Olağanüstü Bir Gece

Hayatı bir camın arkasında oturarak bir yağmuru seyretmekten öte bir şey olduğunu, camın arkasından çıkıp yağmur altında kalmadan onu hissedemeyeceğinizi anlatıyor roman bize.

Bu yazı bir kitap tanıtımı değildir, zaten bu kitabın tanıtılmaya filan ihtiyacı yok. Kitap eleştirisi de denilemez.  Ne olabilir diye düşünürken bu yazının amacının olsa olsa okurun kendi okuma potansiyelini anlamasıdır diyebilirim. Örneğin benim gibi Zweig’ın sadece Satranç’ını okumuşsanız iyi bir okur sayılmasınız. Eğer hiç Zweig okumamışsanız kendinizi sorgulayın, okur bile sayılmazsınız. Dost acı söyler ama bence gerçekten öyle… Bir kitap bu kadar mı güzel olur? Her satırı insanı sarhoş eder oradan oraya coşkuyla savurur. Her bir satırı, her bir kelimesi. Pes diyorum gerçekten pes. Nasıl bir yazarlık, nasıl bir yazar Stefan Zweig? Aslında  “zweig okumak” diye bir tanımlama olmalı: yoğun, derin, sarsıcı, akıcı ve insana iyi gelen. Evet, bu Zweig kitabını bir arkadaşım bana iyi geldi, lütfen sen de oku, diye verdi. Ben de bir başkasına aynı tavsiye ile verdim. İçinden geçtiğimiz bu sıkıntılı günlerde depresyonun kollarından kurtulmaya çalışırken iyi gelen kitaplar çok önemli haliyle. Çoğu insan bu sıkıcı dünya atmosferi ile baş edemediğinden kişisel gelişim kitaplarına sarmış vaziyette. En popüler en tavsiye edilen kişisel gelişim kitaplarındaki sahtelik, plastik duygu ve tepeden akıl verme ne kadar bir iyilik hali verebilir bilemiyorum ama Olağanüstü Bir Gece isimli bu kitap gerçekten yaşama sevinci veriyor, yaşadığınızı hissettiriyor, ruhsal incinmelerinizi en iyi kişisel gelişim kitaplarından kat be kat fazla tamir ediyor. İnsana iyi geliyor yani.

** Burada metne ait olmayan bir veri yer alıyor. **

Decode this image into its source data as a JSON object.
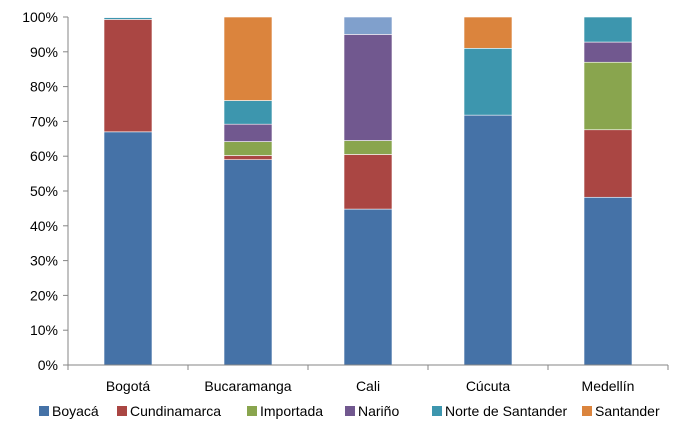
{
  "chart_data": {
    "type": "bar",
    "stacked": true,
    "percent": true,
    "categories": [
      "Bogotá",
      "Bucaramanga",
      "Cali",
      "Cúcuta",
      "Medellín"
    ],
    "series": [
      {
        "name": "Boyacá",
        "color": "#4572A7",
        "values": [
          67.0,
          59.0,
          44.8,
          71.8,
          48.2
        ]
      },
      {
        "name": "Cundinamarca",
        "color": "#AA4643",
        "values": [
          32.3,
          1.2,
          15.7,
          0,
          19.4
        ]
      },
      {
        "name": "Importada",
        "color": "#89A54E",
        "values": [
          0,
          4.0,
          4.0,
          0,
          19.4
        ]
      },
      {
        "name": "Nariño",
        "color": "#71588F",
        "values": [
          0,
          5.0,
          30.5,
          0,
          5.8
        ]
      },
      {
        "name": "Norte de Santander",
        "color": "#3D96AE",
        "values": [
          0.5,
          6.8,
          0,
          19.2,
          7.2
        ]
      },
      {
        "name": "Santander",
        "color": "#DB843D",
        "values": [
          0,
          24.0,
          0,
          9.0,
          0
        ]
      },
      {
        "name": "",
        "color": "#80A0CC",
        "values": [
          0.2,
          0,
          5.0,
          0,
          0
        ]
      }
    ],
    "yticks": [
      "0%",
      "10%",
      "20%",
      "30%",
      "40%",
      "50%",
      "60%",
      "70%",
      "80%",
      "90%",
      "100%"
    ],
    "ylim": [
      0,
      100
    ],
    "legend_position": "bottom",
    "grid": false
  }
}
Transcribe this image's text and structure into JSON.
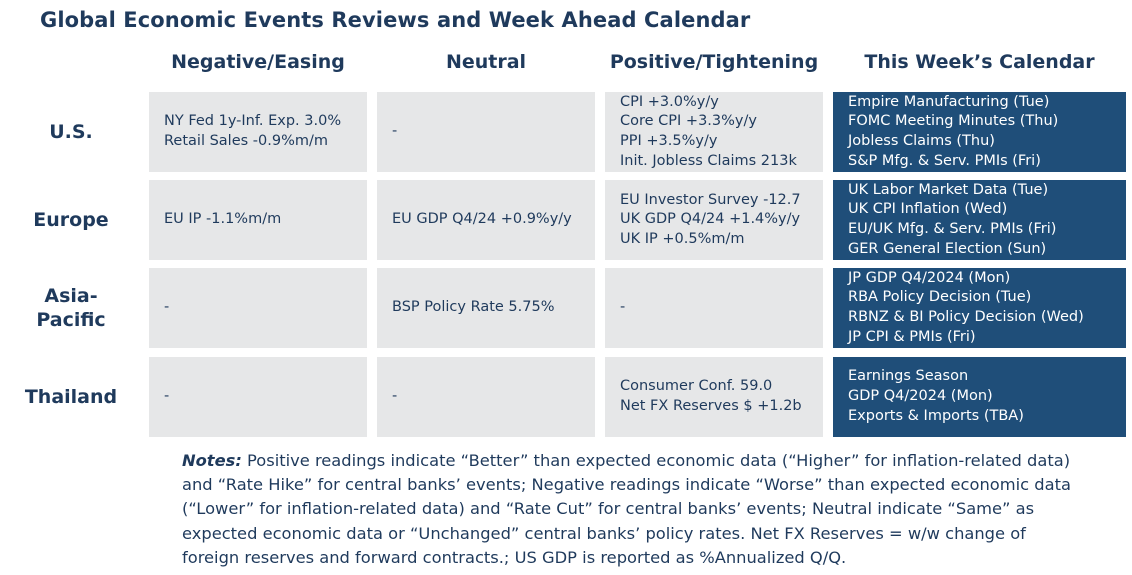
{
  "title": "Global Economic Events Reviews and Week Ahead Calendar",
  "columns": [
    "Negative/Easing",
    "Neutral",
    "Positive/Tightening",
    "This Week’s Calendar"
  ],
  "rows": [
    {
      "label": "U.S.",
      "negative": [
        "NY Fed 1y-Inf. Exp. 3.0%",
        "Retail Sales -0.9%m/m"
      ],
      "neutral": [
        "-"
      ],
      "positive": [
        "CPI +3.0%y/y",
        "Core CPI +3.3%y/y",
        "PPI +3.5%y/y",
        "Init. Jobless Claims 213k"
      ],
      "calendar": [
        "Empire Manufacturing (Tue)",
        "FOMC Meeting Minutes (Thu)",
        "Jobless Claims (Thu)",
        "S&P Mfg. & Serv. PMIs (Fri)"
      ]
    },
    {
      "label": "Europe",
      "negative": [
        "EU IP -1.1%m/m"
      ],
      "neutral": [
        "EU GDP Q4/24 +0.9%y/y"
      ],
      "positive": [
        "EU Investor Survey -12.7",
        "UK GDP Q4/24 +1.4%y/y",
        "UK IP +0.5%m/m"
      ],
      "calendar": [
        "UK Labor Market Data (Tue)",
        "UK CPI Inflation (Wed)",
        "EU/UK Mfg. & Serv. PMIs (Fri)",
        "GER General Election (Sun)"
      ]
    },
    {
      "label": "Asia-Pacific",
      "negative": [
        "-"
      ],
      "neutral": [
        "BSP Policy Rate 5.75%"
      ],
      "positive": [
        "-"
      ],
      "calendar": [
        "JP GDP Q4/2024 (Mon)",
        "RBA Policy Decision (Tue)",
        "RBNZ & BI Policy Decision (Wed)",
        "JP CPI & PMIs (Fri)"
      ]
    },
    {
      "label": "Thailand",
      "negative": [
        "-"
      ],
      "neutral": [
        "-"
      ],
      "positive": [
        "Consumer Conf. 59.0",
        "Net FX Reserves $ +1.2b"
      ],
      "calendar": [
        "Earnings Season",
        "GDP Q4/2024 (Mon)",
        "Exports & Imports (TBA)"
      ]
    }
  ],
  "notes": {
    "label": "Notes:",
    "text": " Positive readings indicate “Better” than expected economic data (“Higher” for inflation-related data) and “Rate Hike” for central banks’ events; Negative readings indicate “Worse” than expected economic data (“Lower” for inflation-related data) and “Rate Cut” for central banks’ events; Neutral indicate “Same” as expected economic data or “Unchanged” central banks’ policy rates. Net FX Reserves = w/w change of foreign reserves and forward contracts.; US GDP is reported as %Annualized Q/Q."
  },
  "colors": {
    "text": "#1f3a5c",
    "cell_gray": "#e6e7e8",
    "calendar_blue": "#1f4e79",
    "calendar_text": "#ffffff"
  }
}
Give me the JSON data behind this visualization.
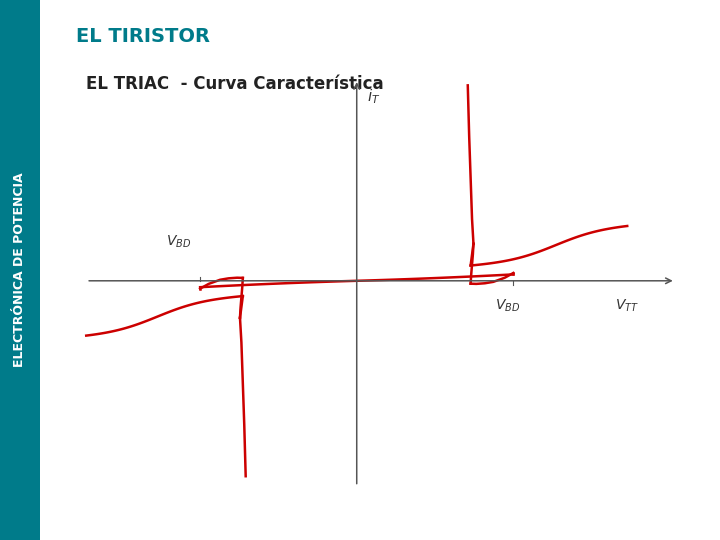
{
  "title": "EL TIRISTOR",
  "subtitle": "EL TRIAC  - Curva Característica",
  "sidebar_text": "ELECTRÓNICA DE POTENCIA",
  "sidebar_color": "#007b8a",
  "title_color": "#007b8a",
  "subtitle_color": "#222222",
  "curve_color": "#cc0000",
  "background_color": "#ffffff",
  "axis_color": "#555555",
  "text_color": "#333333"
}
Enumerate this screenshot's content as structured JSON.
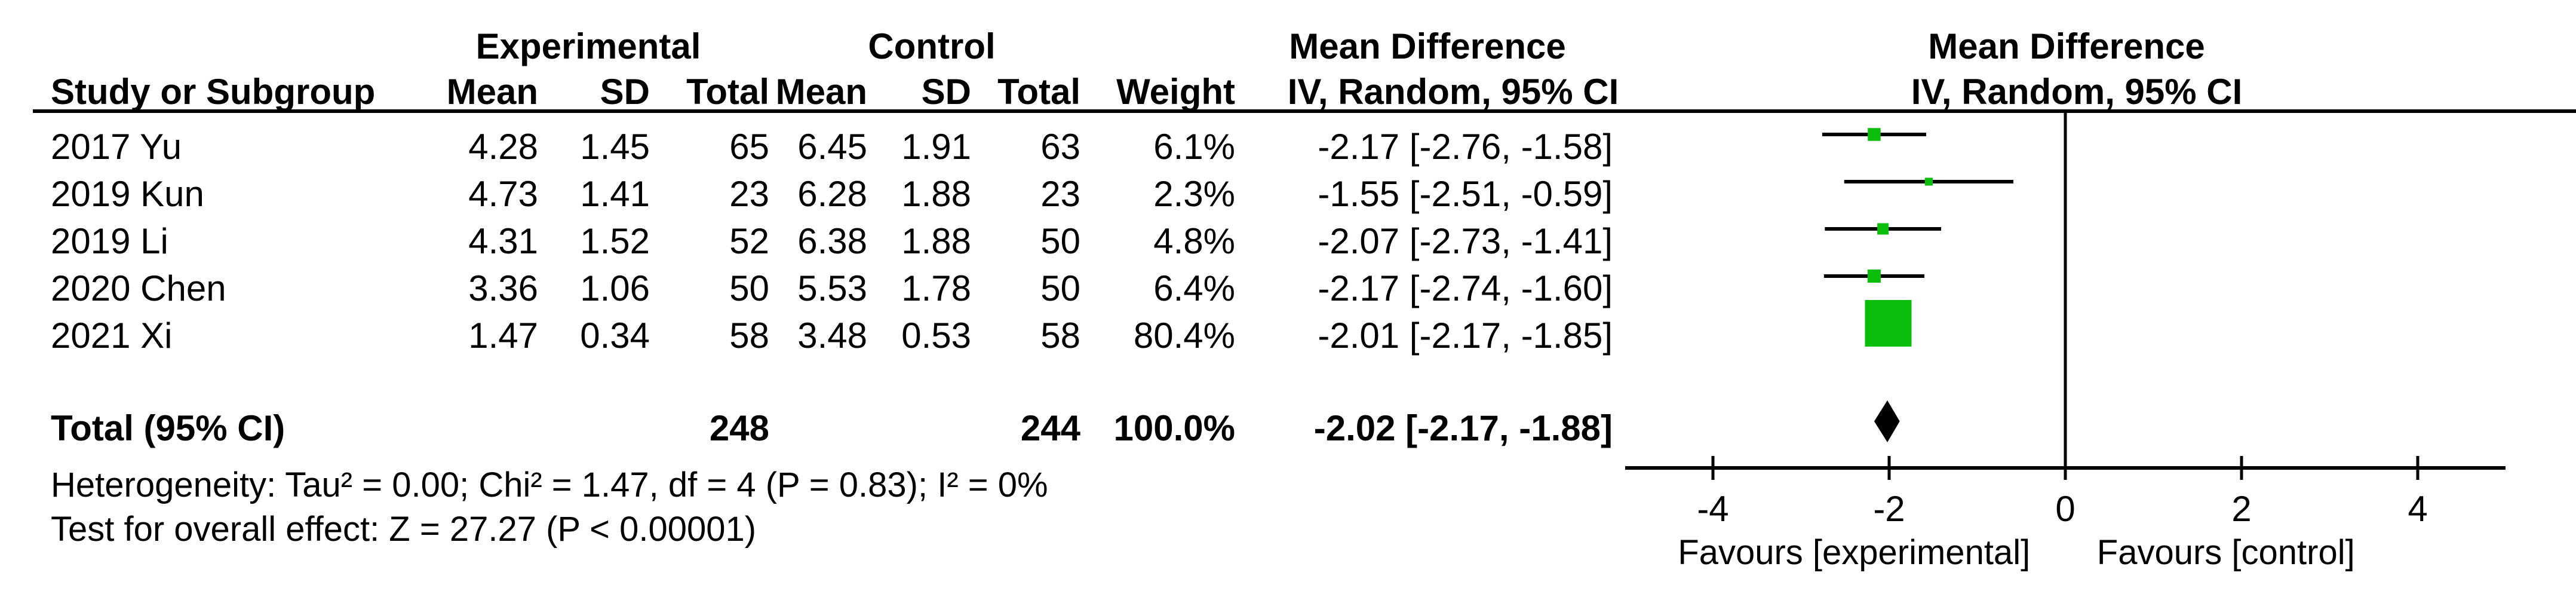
{
  "table": {
    "header_groups": {
      "experimental": "Experimental",
      "control": "Control",
      "md_text_col": "Mean Difference",
      "md_plot_col": "Mean Difference"
    },
    "header_cols": {
      "study": "Study or Subgroup",
      "exp_mean": "Mean",
      "exp_sd": "SD",
      "exp_total": "Total",
      "ctrl_mean": "Mean",
      "ctrl_sd": "SD",
      "ctrl_total": "Total",
      "weight": "Weight",
      "iv_text_col": "IV, Random, 95% CI",
      "iv_plot_col": "IV, Random, 95% CI"
    },
    "studies": [
      {
        "label": "2017 Yu",
        "exp_mean": "4.28",
        "exp_sd": "1.45",
        "exp_total": "65",
        "ctrl_mean": "6.45",
        "ctrl_sd": "1.91",
        "ctrl_total": "63",
        "weight": "6.1%",
        "ci": "-2.17 [-2.76, -1.58]"
      },
      {
        "label": "2019 Kun",
        "exp_mean": "4.73",
        "exp_sd": "1.41",
        "exp_total": "23",
        "ctrl_mean": "6.28",
        "ctrl_sd": "1.88",
        "ctrl_total": "23",
        "weight": "2.3%",
        "ci": "-1.55 [-2.51, -0.59]"
      },
      {
        "label": "2019 Li",
        "exp_mean": "4.31",
        "exp_sd": "1.52",
        "exp_total": "52",
        "ctrl_mean": "6.38",
        "ctrl_sd": "1.88",
        "ctrl_total": "50",
        "weight": "4.8%",
        "ci": "-2.07 [-2.73, -1.41]"
      },
      {
        "label": "2020 Chen",
        "exp_mean": "3.36",
        "exp_sd": "1.06",
        "exp_total": "50",
        "ctrl_mean": "5.53",
        "ctrl_sd": "1.78",
        "ctrl_total": "50",
        "weight": "6.4%",
        "ci": "-2.17 [-2.74, -1.60]"
      },
      {
        "label": "2021 Xi",
        "exp_mean": "1.47",
        "exp_sd": "0.34",
        "exp_total": "58",
        "ctrl_mean": "3.48",
        "ctrl_sd": "0.53",
        "ctrl_total": "58",
        "weight": "80.4%",
        "ci": "-2.01 [-2.17, -1.85]"
      }
    ],
    "total_row": {
      "label": "Total (95% CI)",
      "exp_total": "248",
      "ctrl_total": "244",
      "weight": "100.0%",
      "ci": "-2.02 [-2.17, -1.88]"
    },
    "footnotes": {
      "heterogeneity": "Heterogeneity: Tau² = 0.00; Chi² = 1.47, df = 4 (P = 0.83); I² = 0%",
      "overall_effect": "Test for overall effect: Z = 27.27 (P < 0.00001)"
    }
  },
  "chart_data": {
    "type": "forest",
    "effect_measure": "Mean Difference",
    "method": "IV, Random, 95% CI",
    "x_axis": {
      "ticks": [
        -4,
        -2,
        0,
        2,
        4
      ],
      "xlim": [
        -5,
        5
      ],
      "left_label": "Favours [experimental]",
      "right_label": "Favours [control]"
    },
    "studies": [
      {
        "label": "2017 Yu",
        "md": -2.17,
        "ci_low": -2.76,
        "ci_high": -1.58,
        "weight_pct": 6.1
      },
      {
        "label": "2019 Kun",
        "md": -1.55,
        "ci_low": -2.51,
        "ci_high": -0.59,
        "weight_pct": 2.3
      },
      {
        "label": "2019 Li",
        "md": -2.07,
        "ci_low": -2.73,
        "ci_high": -1.41,
        "weight_pct": 4.8
      },
      {
        "label": "2020 Chen",
        "md": -2.17,
        "ci_low": -2.74,
        "ci_high": -1.6,
        "weight_pct": 6.4
      },
      {
        "label": "2021 Xi",
        "md": -2.01,
        "ci_low": -2.17,
        "ci_high": -1.85,
        "weight_pct": 80.4
      }
    ],
    "total": {
      "md": -2.02,
      "ci_low": -2.17,
      "ci_high": -1.88
    },
    "colors": {
      "marker": "#0CBE0C",
      "ci_line": "#000000",
      "diamond": "#000000",
      "axis": "#000000"
    }
  }
}
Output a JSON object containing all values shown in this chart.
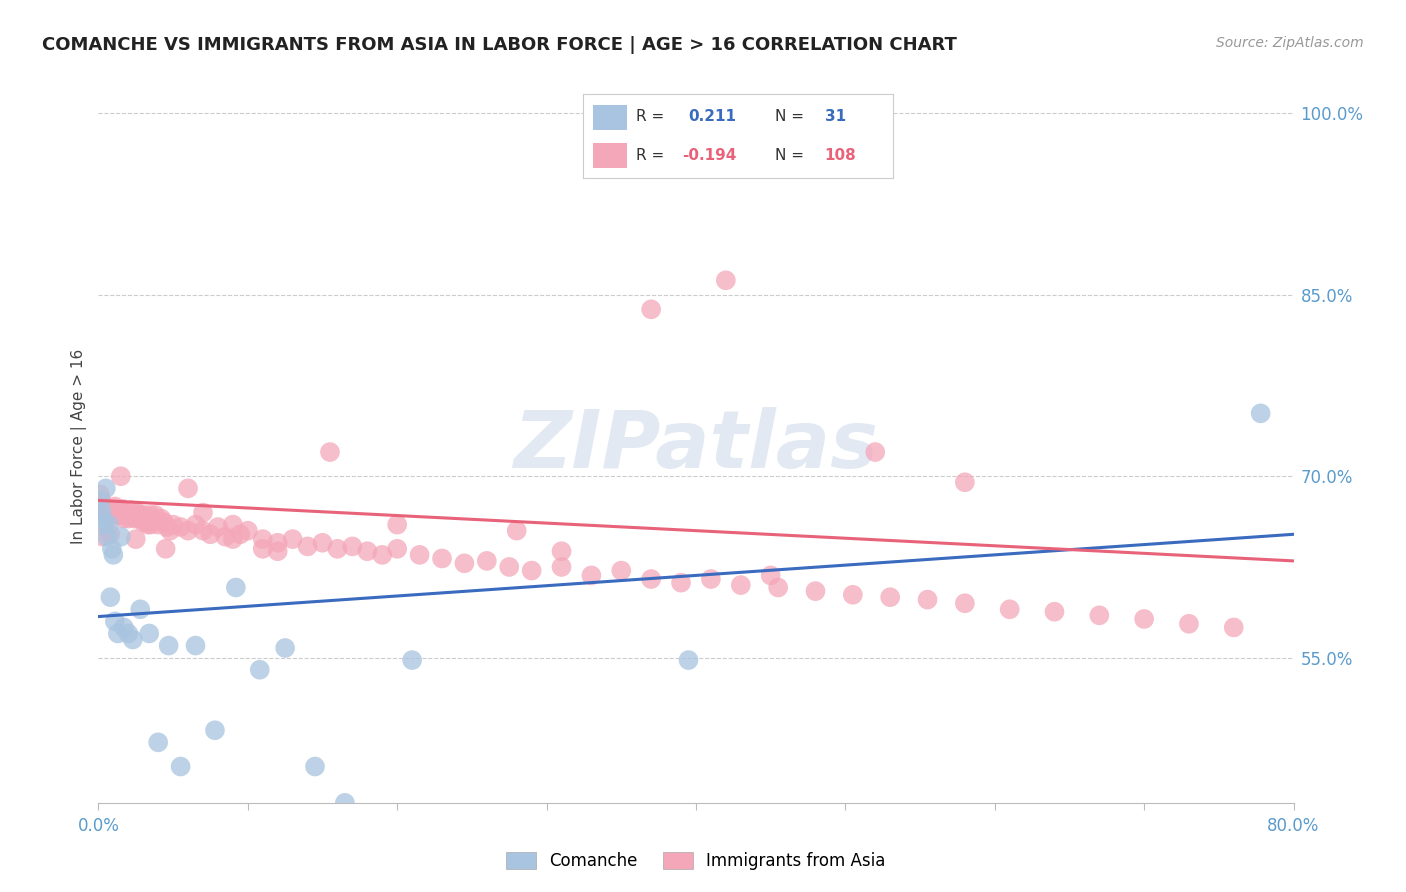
{
  "title": "COMANCHE VS IMMIGRANTS FROM ASIA IN LABOR FORCE | AGE > 16 CORRELATION CHART",
  "source": "Source: ZipAtlas.com",
  "ylabel": "In Labor Force | Age > 16",
  "xlim": [
    0.0,
    0.8
  ],
  "ylim": [
    0.43,
    1.02
  ],
  "yticks_right": [
    0.55,
    0.7,
    0.85,
    1.0
  ],
  "ytick_right_labels": [
    "55.0%",
    "70.0%",
    "85.0%",
    "100.0%"
  ],
  "comanche_color": "#a8c4e0",
  "asia_color": "#f4a7b9",
  "comanche_line_color": "#3a6bbf",
  "asia_line_color": "#e8637a",
  "background_color": "#ffffff",
  "grid_color": "#cccccc",
  "comanche_x": [
    0.001,
    0.002,
    0.003,
    0.004,
    0.005,
    0.006,
    0.007,
    0.008,
    0.009,
    0.01,
    0.011,
    0.013,
    0.015,
    0.017,
    0.02,
    0.023,
    0.028,
    0.034,
    0.04,
    0.047,
    0.055,
    0.065,
    0.078,
    0.092,
    0.108,
    0.125,
    0.145,
    0.165,
    0.21,
    0.395,
    0.778
  ],
  "comanche_y": [
    0.68,
    0.672,
    0.665,
    0.66,
    0.69,
    0.65,
    0.66,
    0.6,
    0.64,
    0.635,
    0.58,
    0.57,
    0.65,
    0.575,
    0.57,
    0.565,
    0.59,
    0.57,
    0.48,
    0.56,
    0.46,
    0.56,
    0.49,
    0.608,
    0.54,
    0.558,
    0.46,
    0.43,
    0.548,
    0.548,
    0.752
  ],
  "asia_x": [
    0.001,
    0.002,
    0.003,
    0.004,
    0.005,
    0.006,
    0.007,
    0.008,
    0.009,
    0.01,
    0.011,
    0.012,
    0.013,
    0.014,
    0.015,
    0.016,
    0.017,
    0.018,
    0.019,
    0.02,
    0.021,
    0.022,
    0.023,
    0.024,
    0.025,
    0.026,
    0.027,
    0.028,
    0.029,
    0.03,
    0.031,
    0.032,
    0.033,
    0.034,
    0.035,
    0.036,
    0.038,
    0.04,
    0.042,
    0.044,
    0.046,
    0.048,
    0.05,
    0.055,
    0.06,
    0.065,
    0.07,
    0.075,
    0.08,
    0.085,
    0.09,
    0.095,
    0.1,
    0.11,
    0.12,
    0.13,
    0.14,
    0.15,
    0.16,
    0.17,
    0.18,
    0.19,
    0.2,
    0.215,
    0.23,
    0.245,
    0.26,
    0.275,
    0.29,
    0.31,
    0.33,
    0.35,
    0.37,
    0.39,
    0.41,
    0.43,
    0.455,
    0.48,
    0.505,
    0.53,
    0.555,
    0.58,
    0.61,
    0.64,
    0.67,
    0.7,
    0.73,
    0.76,
    0.37,
    0.42,
    0.52,
    0.58,
    0.31,
    0.155,
    0.28,
    0.45,
    0.06,
    0.09,
    0.12,
    0.2,
    0.015,
    0.035,
    0.07,
    0.11,
    0.003,
    0.008,
    0.025,
    0.045
  ],
  "asia_y": [
    0.685,
    0.68,
    0.675,
    0.672,
    0.673,
    0.668,
    0.672,
    0.67,
    0.668,
    0.673,
    0.675,
    0.67,
    0.668,
    0.672,
    0.668,
    0.673,
    0.665,
    0.668,
    0.67,
    0.665,
    0.668,
    0.672,
    0.668,
    0.665,
    0.668,
    0.67,
    0.665,
    0.668,
    0.665,
    0.662,
    0.668,
    0.665,
    0.66,
    0.662,
    0.668,
    0.665,
    0.668,
    0.66,
    0.665,
    0.662,
    0.658,
    0.655,
    0.66,
    0.658,
    0.655,
    0.66,
    0.655,
    0.652,
    0.658,
    0.65,
    0.648,
    0.652,
    0.655,
    0.648,
    0.645,
    0.648,
    0.642,
    0.645,
    0.64,
    0.642,
    0.638,
    0.635,
    0.64,
    0.635,
    0.632,
    0.628,
    0.63,
    0.625,
    0.622,
    0.625,
    0.618,
    0.622,
    0.615,
    0.612,
    0.615,
    0.61,
    0.608,
    0.605,
    0.602,
    0.6,
    0.598,
    0.595,
    0.59,
    0.588,
    0.585,
    0.582,
    0.578,
    0.575,
    0.838,
    0.862,
    0.72,
    0.695,
    0.638,
    0.72,
    0.655,
    0.618,
    0.69,
    0.66,
    0.638,
    0.66,
    0.7,
    0.66,
    0.67,
    0.64,
    0.65,
    0.652,
    0.648,
    0.64
  ],
  "blue_line_x": [
    0.0,
    0.8
  ],
  "blue_line_y": [
    0.584,
    0.652
  ],
  "pink_line_x": [
    0.0,
    0.8
  ],
  "pink_line_y": [
    0.68,
    0.63
  ]
}
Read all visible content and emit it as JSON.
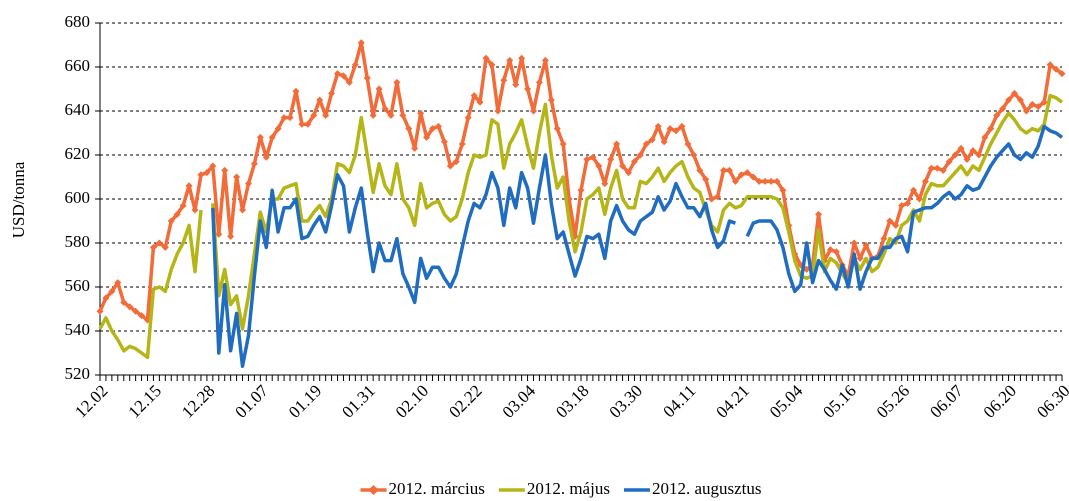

Kitaptan bir alıntı: Fazlasıyla aklı başında bir yöntemle varoluşumdan bütün çelişkileri uzaklaştırmıştım ve bu çelişki yokluğu canlılığımı söndürüyordu. İsteklerimin giderek azaldığını ve zayıfladığını duygularıma bir tür donukluğun yerleştiğini görüyordum. Belki de en iyisi şöyle ifade edecek olursam bir tür ruhsal iktidarsızlık ve yaşamda tutkuyla yer alabilme yetersizliği hissettiğimi söyleyebilirim.(sayfa 7 )

Yabancı gelmedi değil mi?  Çevremizde dünyada olup bitenlere karşı ne kadar donuk gözlerle baktığımız ve kendi olağan hayatlarımıza ne kadar sıkı sıkıya sarıldığımız, ne kadar hareketsiz ve az talepkâr olduğumuz… Yukarıda koyduğum kriterlere göre okuma potansiyeli yüksek bir arkadaşım (Dr. Ali Nurettin Gürses) kitap hakkında, monoton hayata bizi yenilenmiş olarak geri dönebilmeyi ancak işte böyle küçük kaçamaklar ve yüzleşme zorunda kaldığımız kontrol dışı davranışlara borçluyuz, Stefan Zweig bunu anlatmış, diye yazmış bana.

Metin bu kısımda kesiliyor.